Following Brooks Koepka was a good idea until the Ryder Cup rookie tried to hit the Americans' second shot on the 12th hole of Saturday morning's foursome matches at Hazeltine National Golf Club.
Shank!
To an amateur golfer, even typing the word for the game's most infectious and enduring miss-hit feels like spreading a petri dish of smallpox on the morning bagel. Watching the Titleist shoot so far right that golf analyst David Feherty yelps, "That's not something you see every day," might require a sports psychologist to wipe from the memory bank.

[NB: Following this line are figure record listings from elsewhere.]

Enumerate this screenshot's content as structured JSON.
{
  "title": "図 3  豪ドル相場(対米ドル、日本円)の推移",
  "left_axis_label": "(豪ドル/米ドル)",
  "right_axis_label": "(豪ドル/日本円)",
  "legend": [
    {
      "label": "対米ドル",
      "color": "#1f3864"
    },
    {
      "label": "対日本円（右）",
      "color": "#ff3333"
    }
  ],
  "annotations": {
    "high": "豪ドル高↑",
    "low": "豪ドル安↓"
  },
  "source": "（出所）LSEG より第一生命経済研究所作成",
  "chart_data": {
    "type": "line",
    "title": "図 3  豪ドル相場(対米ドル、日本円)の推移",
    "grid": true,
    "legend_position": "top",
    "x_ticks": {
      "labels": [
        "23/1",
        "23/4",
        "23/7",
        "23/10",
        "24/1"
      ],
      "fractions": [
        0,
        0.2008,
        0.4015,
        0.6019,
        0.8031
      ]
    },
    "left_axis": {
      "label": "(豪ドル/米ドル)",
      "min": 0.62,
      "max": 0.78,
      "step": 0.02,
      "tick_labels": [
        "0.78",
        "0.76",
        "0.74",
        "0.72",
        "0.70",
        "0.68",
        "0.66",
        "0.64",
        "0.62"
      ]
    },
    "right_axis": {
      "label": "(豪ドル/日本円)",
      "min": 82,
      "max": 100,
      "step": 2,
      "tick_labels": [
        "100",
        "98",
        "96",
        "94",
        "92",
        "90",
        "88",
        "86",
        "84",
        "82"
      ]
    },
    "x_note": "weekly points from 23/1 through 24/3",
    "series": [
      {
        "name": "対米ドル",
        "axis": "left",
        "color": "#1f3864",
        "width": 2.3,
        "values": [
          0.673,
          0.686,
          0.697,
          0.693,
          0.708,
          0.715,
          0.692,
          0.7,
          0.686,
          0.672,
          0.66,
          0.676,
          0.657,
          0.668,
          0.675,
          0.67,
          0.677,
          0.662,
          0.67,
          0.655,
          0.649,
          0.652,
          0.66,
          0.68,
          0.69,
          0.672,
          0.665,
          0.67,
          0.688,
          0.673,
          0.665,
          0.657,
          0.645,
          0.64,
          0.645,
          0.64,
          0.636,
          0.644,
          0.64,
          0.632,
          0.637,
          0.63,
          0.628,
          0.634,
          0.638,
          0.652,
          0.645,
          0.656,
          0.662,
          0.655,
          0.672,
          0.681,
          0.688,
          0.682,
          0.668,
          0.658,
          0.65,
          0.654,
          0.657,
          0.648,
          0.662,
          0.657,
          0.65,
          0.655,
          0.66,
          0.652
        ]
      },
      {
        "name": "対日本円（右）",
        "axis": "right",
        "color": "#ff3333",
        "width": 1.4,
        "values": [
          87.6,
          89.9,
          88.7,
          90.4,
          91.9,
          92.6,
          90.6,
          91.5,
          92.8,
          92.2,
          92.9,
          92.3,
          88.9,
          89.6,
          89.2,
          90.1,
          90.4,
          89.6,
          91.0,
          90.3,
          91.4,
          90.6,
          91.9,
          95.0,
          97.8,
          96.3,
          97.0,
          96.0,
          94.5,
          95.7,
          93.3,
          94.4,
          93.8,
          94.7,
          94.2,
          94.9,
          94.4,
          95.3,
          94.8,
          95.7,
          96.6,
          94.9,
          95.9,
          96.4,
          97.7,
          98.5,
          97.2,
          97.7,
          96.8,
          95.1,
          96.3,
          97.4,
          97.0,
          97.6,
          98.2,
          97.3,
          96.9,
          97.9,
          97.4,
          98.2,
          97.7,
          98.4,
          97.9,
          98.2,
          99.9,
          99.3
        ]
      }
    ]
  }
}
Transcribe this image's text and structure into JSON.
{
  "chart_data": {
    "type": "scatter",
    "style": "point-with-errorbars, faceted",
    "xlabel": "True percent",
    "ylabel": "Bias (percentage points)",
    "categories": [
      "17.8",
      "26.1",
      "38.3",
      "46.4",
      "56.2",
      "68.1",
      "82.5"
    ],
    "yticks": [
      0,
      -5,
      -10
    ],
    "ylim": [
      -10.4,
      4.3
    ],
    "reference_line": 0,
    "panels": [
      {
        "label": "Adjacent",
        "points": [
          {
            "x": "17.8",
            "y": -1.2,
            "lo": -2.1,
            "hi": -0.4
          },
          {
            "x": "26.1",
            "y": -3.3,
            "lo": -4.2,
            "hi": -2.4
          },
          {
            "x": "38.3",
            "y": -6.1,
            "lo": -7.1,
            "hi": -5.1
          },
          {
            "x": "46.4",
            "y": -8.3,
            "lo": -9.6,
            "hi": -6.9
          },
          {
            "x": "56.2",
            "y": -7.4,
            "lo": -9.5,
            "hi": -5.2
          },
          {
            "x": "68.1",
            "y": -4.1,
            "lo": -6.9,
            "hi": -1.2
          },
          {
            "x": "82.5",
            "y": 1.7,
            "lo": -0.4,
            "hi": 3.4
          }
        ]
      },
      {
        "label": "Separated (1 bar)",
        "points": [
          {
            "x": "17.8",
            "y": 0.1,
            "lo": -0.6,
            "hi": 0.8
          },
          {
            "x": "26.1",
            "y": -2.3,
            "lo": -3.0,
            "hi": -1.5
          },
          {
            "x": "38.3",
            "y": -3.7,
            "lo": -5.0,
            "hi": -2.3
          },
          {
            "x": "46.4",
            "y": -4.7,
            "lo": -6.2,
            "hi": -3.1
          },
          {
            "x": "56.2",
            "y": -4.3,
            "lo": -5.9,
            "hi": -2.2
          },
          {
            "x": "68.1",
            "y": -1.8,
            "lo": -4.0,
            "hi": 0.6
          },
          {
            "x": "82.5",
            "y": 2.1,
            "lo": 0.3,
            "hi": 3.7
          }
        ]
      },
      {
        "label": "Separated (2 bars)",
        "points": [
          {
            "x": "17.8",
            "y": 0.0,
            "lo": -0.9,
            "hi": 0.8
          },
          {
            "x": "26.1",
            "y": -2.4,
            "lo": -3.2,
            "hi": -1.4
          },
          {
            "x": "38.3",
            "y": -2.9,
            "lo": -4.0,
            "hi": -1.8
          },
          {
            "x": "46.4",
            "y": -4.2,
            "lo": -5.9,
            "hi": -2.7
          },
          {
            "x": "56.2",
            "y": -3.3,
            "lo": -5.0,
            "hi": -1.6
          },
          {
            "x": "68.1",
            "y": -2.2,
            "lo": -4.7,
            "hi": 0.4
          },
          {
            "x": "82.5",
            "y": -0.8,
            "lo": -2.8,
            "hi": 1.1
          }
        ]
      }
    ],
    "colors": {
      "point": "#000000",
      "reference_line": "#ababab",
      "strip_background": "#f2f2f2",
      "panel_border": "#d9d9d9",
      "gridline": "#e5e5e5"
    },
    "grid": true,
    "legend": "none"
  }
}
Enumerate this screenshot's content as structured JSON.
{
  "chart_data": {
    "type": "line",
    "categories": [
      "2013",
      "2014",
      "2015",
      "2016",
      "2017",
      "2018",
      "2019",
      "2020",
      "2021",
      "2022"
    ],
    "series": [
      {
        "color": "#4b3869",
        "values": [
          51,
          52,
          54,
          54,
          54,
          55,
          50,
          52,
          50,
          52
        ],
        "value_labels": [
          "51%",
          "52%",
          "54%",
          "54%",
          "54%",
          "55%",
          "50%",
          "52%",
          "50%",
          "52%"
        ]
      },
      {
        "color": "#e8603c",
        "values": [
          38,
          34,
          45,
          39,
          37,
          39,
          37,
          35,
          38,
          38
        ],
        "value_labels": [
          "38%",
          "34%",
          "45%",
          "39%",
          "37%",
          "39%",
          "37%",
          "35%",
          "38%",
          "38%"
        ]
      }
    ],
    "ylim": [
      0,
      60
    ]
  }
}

Golf is such a mental minefield. As we found out last week, it's the only sport in which poor Hal Sutton gets blamed 12 years later for setting Phil Mickelson and Tiger Woods up to fail by pairing them together when they were the top two golfers in the galaxy.
Now, back to that sha--.
When Koepka did that, he and Brandt Snedeker were all square with Henrik Stenson and Matthew Fitzpatrick. The initial reaction was to think, "Oh, boy, Brooks is finished." He just sha--ed it in the Ryder Cup. Some of us start shaking inside when we sha-- it in front of our buddy Joe.
But Koepka's immediate response helps explain why U.S. Ryder Cup captain Davis Love III said, "Brooks is a cool customer. He's a guy you can trust on the big stage."
After amazingly halving the 12th hole with a bogey, it was the long-hitting 24-year-old Koepka who grabbed a 4-iron for the 253-yard par-3 13th.